= Tadc mac Céin =

Figure, possibly mythical, in Irish history

Tadc mac Céin, in medieval Irish historical tradition, was the grandson of Ailill Aulom and Sadb, daughter of Conn Cetcathach. He is the putative ancestor of the Ciannachta, the Gailenga, and the Luigni. These peoples were settled, in the Middle Ages, in the Midland kingdoms of Brega and Mide, Connacht, and western Ulster.

According to saga and genealogical tradition, Tadc established himself in the Midlands of Ireland after being granted territory by Cormac mac Airt, the king of Ireland (and Tadc's first cousin once removed, via Sadb), in exchange for his decisive assistance at the Battle of Crinna, against Fergus Dubdétach, king of the Ulaid. Tadc's role in the battle and the battle's wider context are related in the saga, Cath Crinna ('the battle of Crinna'). Another medieval text, Eachtra Thaidg Mhic Céin ('Tadg mac Céin's adventure'), narrates an earlier, fantastical expedition by Tadc to rescue his people from captivity overseas.

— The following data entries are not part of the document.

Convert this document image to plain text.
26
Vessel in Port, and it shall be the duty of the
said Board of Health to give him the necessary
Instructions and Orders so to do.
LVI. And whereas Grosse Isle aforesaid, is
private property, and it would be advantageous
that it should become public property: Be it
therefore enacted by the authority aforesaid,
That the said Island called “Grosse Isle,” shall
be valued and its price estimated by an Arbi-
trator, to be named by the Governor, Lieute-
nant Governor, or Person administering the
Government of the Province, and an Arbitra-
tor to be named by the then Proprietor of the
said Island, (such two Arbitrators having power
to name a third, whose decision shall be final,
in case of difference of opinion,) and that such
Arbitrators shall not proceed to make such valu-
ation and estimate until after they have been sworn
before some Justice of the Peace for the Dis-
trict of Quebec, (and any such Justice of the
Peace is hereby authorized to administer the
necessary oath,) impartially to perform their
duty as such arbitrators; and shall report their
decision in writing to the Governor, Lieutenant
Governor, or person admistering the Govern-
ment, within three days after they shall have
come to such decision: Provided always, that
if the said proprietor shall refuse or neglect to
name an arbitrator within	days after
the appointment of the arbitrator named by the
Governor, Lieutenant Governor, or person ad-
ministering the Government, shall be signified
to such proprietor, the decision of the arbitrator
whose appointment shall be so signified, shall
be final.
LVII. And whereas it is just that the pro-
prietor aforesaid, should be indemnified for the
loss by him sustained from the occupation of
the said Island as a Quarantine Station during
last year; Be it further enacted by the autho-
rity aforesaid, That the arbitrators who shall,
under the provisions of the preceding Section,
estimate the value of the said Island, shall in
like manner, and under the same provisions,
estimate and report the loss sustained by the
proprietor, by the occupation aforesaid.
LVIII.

The Old Irish name, Tadc, is thought to be derived from the Gaulish *tazgos, meaning 'badger'. Another story about Tadc mac Céin, found in its earliest form in Sanas Cormaic, revolves around Tadc having a dietary taboo against eating badgers. As Mac an Bhaird argues, this implies that this was still how his name was understood, as traditional taboos against eating one's namesake are well-attested internationally. The hero Cú Chulainn ("Culann's Hound") had a similar taboo against eating dog-meat.